For health-care activists, Senate bill's tabling is no excuse to rest
With the Senate healthcare bill tabled until after the Congressional recess, the activists who have protested the GOP's healthcare plan for months are taking a deep breath - but not that deep.
Around the time President Trump was inaugurated in January, someone handed Adrianne Gunter a flier. It listed groups that had been organizing protests around the president's agenda, the kind that had been growing in strength and number since the election.
"One was called 'Tuesdays with Toomey,' '' Gunter, 32, recalled – the group of women who spend their lunch breaks protesting outside the Center City office of Sen. Pat Toomey (R., Pa.). "And they were saying, well, this Tuesday we're having people talk about Medicaid and health care. And I thought, oh, I wonder if it's too late for me to apply to speak?"
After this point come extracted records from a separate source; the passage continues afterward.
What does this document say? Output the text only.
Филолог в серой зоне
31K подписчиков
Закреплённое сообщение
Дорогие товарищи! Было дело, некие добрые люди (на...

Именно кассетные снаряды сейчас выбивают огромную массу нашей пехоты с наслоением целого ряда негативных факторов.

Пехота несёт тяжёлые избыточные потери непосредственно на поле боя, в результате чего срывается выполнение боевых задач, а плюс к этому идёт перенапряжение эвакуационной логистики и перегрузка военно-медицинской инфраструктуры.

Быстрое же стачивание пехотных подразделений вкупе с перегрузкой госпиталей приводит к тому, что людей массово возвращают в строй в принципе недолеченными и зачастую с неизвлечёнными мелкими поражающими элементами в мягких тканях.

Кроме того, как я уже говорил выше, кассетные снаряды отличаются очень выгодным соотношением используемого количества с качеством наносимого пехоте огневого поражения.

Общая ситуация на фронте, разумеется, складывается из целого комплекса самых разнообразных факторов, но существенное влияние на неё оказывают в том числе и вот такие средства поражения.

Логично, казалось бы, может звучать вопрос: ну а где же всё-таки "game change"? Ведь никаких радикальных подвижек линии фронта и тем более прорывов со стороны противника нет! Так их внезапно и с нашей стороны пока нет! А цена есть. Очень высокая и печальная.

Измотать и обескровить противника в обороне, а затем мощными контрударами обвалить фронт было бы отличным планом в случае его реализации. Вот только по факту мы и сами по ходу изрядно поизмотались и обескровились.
Gunter has multiple sclerosis, and for the last six months, she has told and retold the story she took to that first protest — about how, right out of college, she lost vision in her left eye and scrounged up $400 for an ophthalmologist to theorize that it might be MS. About the two years she went without insurance, treatment, or an official diagnosis. About her four rejected Medicaid applications, and the job search that became harder and harder as she lost mobility and energy and time. About the day in 2015 when she got a call: Gov. Wolf had signed Pennsylvania's Medicaid expansion under the Affordable Care Act, and she had been approved. Over and over, she told people outside Toomey's office and on teleconferences and on panels that she feared proposed cuts to Medicaid would cost her the coverage she relies on for treatment.
For her, like many of the protesters galvanized after the presidential election, the first half of 2017 has been something of a crash course in activism and health-care policy – learning to mobilize quickly and call lawmakers daily over bills that, some days, seem to change by the hour. There was the secretive drafting, failure, and subsequent passage of the House health-care bill. There was the secretive drafting, failure, and subsequent fevered speculation over the potential future passage of the Senate health-care bill.
And there was the ensuing uncertainty that, for people like Gunter, is a health concern in and of itself.
"I try not to get overwhelmed, because stress makes the symptoms worse," she said. "I try to stay calm."
Now, with the Senate bill tabled until after the congressional recess, she and other activists who have protested the bills for months are taking a deep breath – but not that deep.
"I think everyone took a minute to breathe a little sigh of relief and celebrate that this got pushed off, but that was short lived. It was a couple minutes before everyone got back to work," said Antoinette Kraus, the director of the health care advocacy group Pennsylvania Health Access Network. "This is still happening. And folks are pretty fired up."
Toomey, whose office at Second and Chestnut Streets still draws weekly protests, has argued that the concerns of Gunter and activists like her are unfounded; under the Senate bill that he helped draft, he wrote in the Inquirer last week, those who qualified for Medicaid under the expansion would still be eligible.
But the bill would put spending caps on Medicaid. And it will eventually require states to pay more of the cost for the program's expansion, to curb what Toomey called "uncontrolled, unsustainable spending growth." That, healthcare advocates fear, will lead to cash-strapped states like Pennsylvania cutting coverage. (Senators are now reportedly weighing amendments to the bill.)
For longtime activists, the fight over the health-care bill is a heightened version of one they've been waging for years. ADAPT, the national activist group for people with disabilities, sent dozens of people, some in wheelchairs, to the Capitol last week to protest the proposed changes to Medicaid — which they say could affect coverage for people with disabilities who rely on Medicaid-funded care to live at home. More than 40 were arrested outside Senate Majority Leader Mitch McConnell's office, including several protesters from Philadelphia.
"A lot of people got really complacent in the Obama era – I'm not saying that I didn't have problems with Obama," said Liam Dougherty, a volunteer with ADAPT who uses a wheelchair because of a neuromuscular disorder. He was arrested at the Capitol this year, protesting the House bill, which he said would hurt friends who use Medicaid. "But the fights I did have to fight – they weren't superficial, but they weren't life and death."
Others say they've seen a new fervor among the activist crowd. "I'm gonna fight this, and if we lose, I will continue to fight it until we get what we have back," said Cassie James Holdsworth, 61, another ADAPT activist who has spina bifida, and who was arrested at the Capitol in her wheelchair last week. Holdsworth gets coverage under Medicare; her daughter, who has a heart defect, has Medicaid.
For Gunter, the Senate bill's tabling wasn't cause for much celebration. The House bill, after all, "came back stronger than ever," she said. So, though it takes her days to recover after leaving the house, Gunter has continued to speak.
"In school, we learned how to pitch our stories," Gunter said – she has a degree in film and television writing from the University of the Arts – "and it's very much like pitching a story. It's my story."
On days when even getting out of bed is difficult, "I tell myself, 'You made a promise. You have to show up. You can do this. Sit up. Roll your legs out of bed. Stand up. Grab your cane…' " she said. "This is not a time to let down our guard."